Le roi épousseta son jabot en homme qui médite une réplique.
– Oh! vous avez beau faire, monsieur, dit la reine en secouant la tête, vous n'arriverez pas à excuser votre conduite envers moi.
– Au contraire, madame, j'y arriverai facilement, répondit le roi. Est-ce que, dans le château, par exemple, une seule personne se doutait que vous ne fussiez pas rentrée? Eh bien! si chacun vous savait rentrée, personne n'a pu prendre pour vous ma consigne de la fermeture des portes. Qu'on l'ait attribuée aux dissipations de M. le comte d'Artois ou de tout autre, vous comprenez bien que je ne m'en inquiète pas.
– Après, sire? interrompit la reine.
– Eh bien! je me résume, et je dis: si j'ai sauvé envers vous les apparences, madame, j'ai raison, et je vous dis: vous avez tort, vous qui n'en avez pas fait autant envers moi; et si j'ai voulu tout simplement vous donner une secrète leçon, si la leçon vous profite, ce que je crois, d'après l'irritation que vous me témoignez, eh bien! j'ai raison encore, et je ne reviens sur rien de ce que j'ai fait.
La reine avait écouté la réponse de son auguste époux en se calmant peu à peu; non pas qu'elle fût moins irritée, mais elle voulait garder toutes ses forces pour la lutte qui, dans son opinion, au lieu d'être terminée, commençait à peine.
– Fort bien! dit-elle. Ainsi, vous ne vous excusez pas d'avoir fait languir à la porte de sa demeure, comme vous eussiez pu faire de la première venue, la fille de Marie-Thérèse, votre femme, la mère de vos enfants? Non, c'est à votre avis une plaisanterie toute royale, pleine de sel attique, dont la moralité d'ailleurs double la valeur. Ainsi, à vos yeux, ce n'est rien qu'une chose toute naturelle que d'avoir forcé la reine de France à passer la nuit dans la petite maison où le comte d'Artois reçoit les demoiselles de l'Opéra et les femmes galantes de votre cour? Ah! ce n'est rien, non, un roi plane au-dessus de toutes ces misères, un roi philosophe surtout. Et vous êtes philosophe, vous sire! Notez bien qu'en ceci M. d'Artois a joué le beau rôle. Notez qu'il m'a rendu un service signalé. Notez que, pour cette fois, j'ai eu à remercier le Ciel que mon beau-frère fût un homme dissipé, puisque sa dissipation a servi de manteau à ma honte, puisque ses vices ont sauvegardé mon honneur.
Le roi rougit et se remua bruyamment sur son fauteuil.

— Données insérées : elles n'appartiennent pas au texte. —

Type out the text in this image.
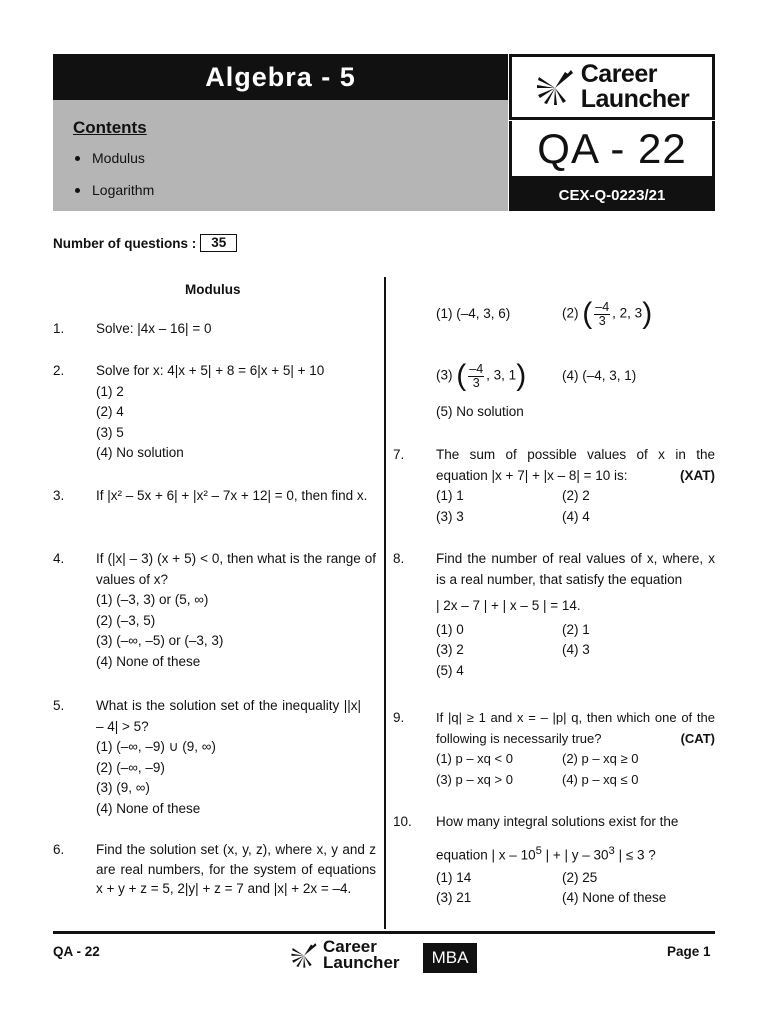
Algebra - 5
Contents
Modulus
Logarithm
Career
Launcher
QA - 22
CEX-Q-0223/21
Number of questions :	35
Modulus
1. Solve: |4x – 16| = 0
2. Solve for x: 4|x + 5| + 8 = 6|x + 5| + 10
(1) 2
(2) 4
(3) 5
(4) No solution
3. If |x² – 5x + 6| + |x² – 7x + 12| = 0, then find x.
4. If (|x| – 3) (x + 5) < 0, then what is the range of values of x?
(1) (–3, 3) or (5, ∞)
(2) (–3, 5)
(3) (–∞, –5) or (–3, 3)
(4) None of these
5. What is the solution set of the inequality ||x| – 4| > 5?
(1) (–∞, –9) ∪ (9, ∞)
(2) (–∞, –9)
(3) (9, ∞)
(4) None of these
6. Find the solution set (x, y, z), where x, y and z are real numbers, for the system of equations x + y + z = 5, 2|y| + z = 7 and |x| + 2x = –4.
(1) (–4, 3, 6)	(2) ( $\frac{-4}{3}$ , 2, 3)
(3) ( $\frac{-4}{3}$ , 3, 1)	(4) (–4, 3, 1)
(5) No solution
7. The sum of possible values of x in the equation |x + 7| + |x – 8| = 10 is:	(XAT)
(1) 1	(2) 2
(3) 3	(4) 4
8. Find the number of real values of x, where, x is a real number, that satisfy the equation
| 2x – 7 | + | x – 5 | = 14.
(1) 0	(2) 1
(3) 2	(4) 3
(5) 4
9. If |q| ≥ 1 and x = – |p| q, then which one of the following is necessarily true?	(CAT)
(1) p – xq < 0	(2) p – xq ≥ 0
(3) p – xq > 0	(4) p – xq ≤ 0
10. How many integral solutions exist for the
equation | x – $10^5$ | + | y – $30^3$ | ≤ 3 ?
(1) 14	(2) 25
(3) 21	(4) None of these
QA - 22	Career
Launcher	MBA	Page 1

– Oh! dit la reine, avec un rire amer, je sais bien que vous êtes un roi moral, sire! Mais avez-vous songé à quel résultat votre morale arrive? Nul n'a su que je n'étais pas rentrée, dites-vous? Et vous-même m'avez crue ici! Direz-vous que M. de Provence, votre instigateur, l'a cru, lui? Direz-vous que M. d'Artois l'a cru? Direz-vous que mes femmes, qui, par mon ordre, vous ont menti ce matin, l'ont cru? Direz-vous que Laurent, acheté par M. le comte d'Artois et moi, l'a cru? Allez, le roi a toujours raison, mais parfois la reine peut avoir raison aussi. Prenons cette habitude, voulez-vous, sire? vous de m'envoyer espions et gardes suisses, moi d'acheter vos suisses et vos espions, et je vous le dis, avant un mois, car vous me connaissez et vous savez que je ne me contiendrai pas, eh bien! avant un mois la majesté du trône et la dignité du mariage, nous additionnerons tout cela ensemble un matin, comme aujourd'hui, par exemple, et nous verrons ce que cela nous coûtera à tous deux.
Il était évident que ces paroles avaient fait un grand effet sur celui à qui elles étaient adressées.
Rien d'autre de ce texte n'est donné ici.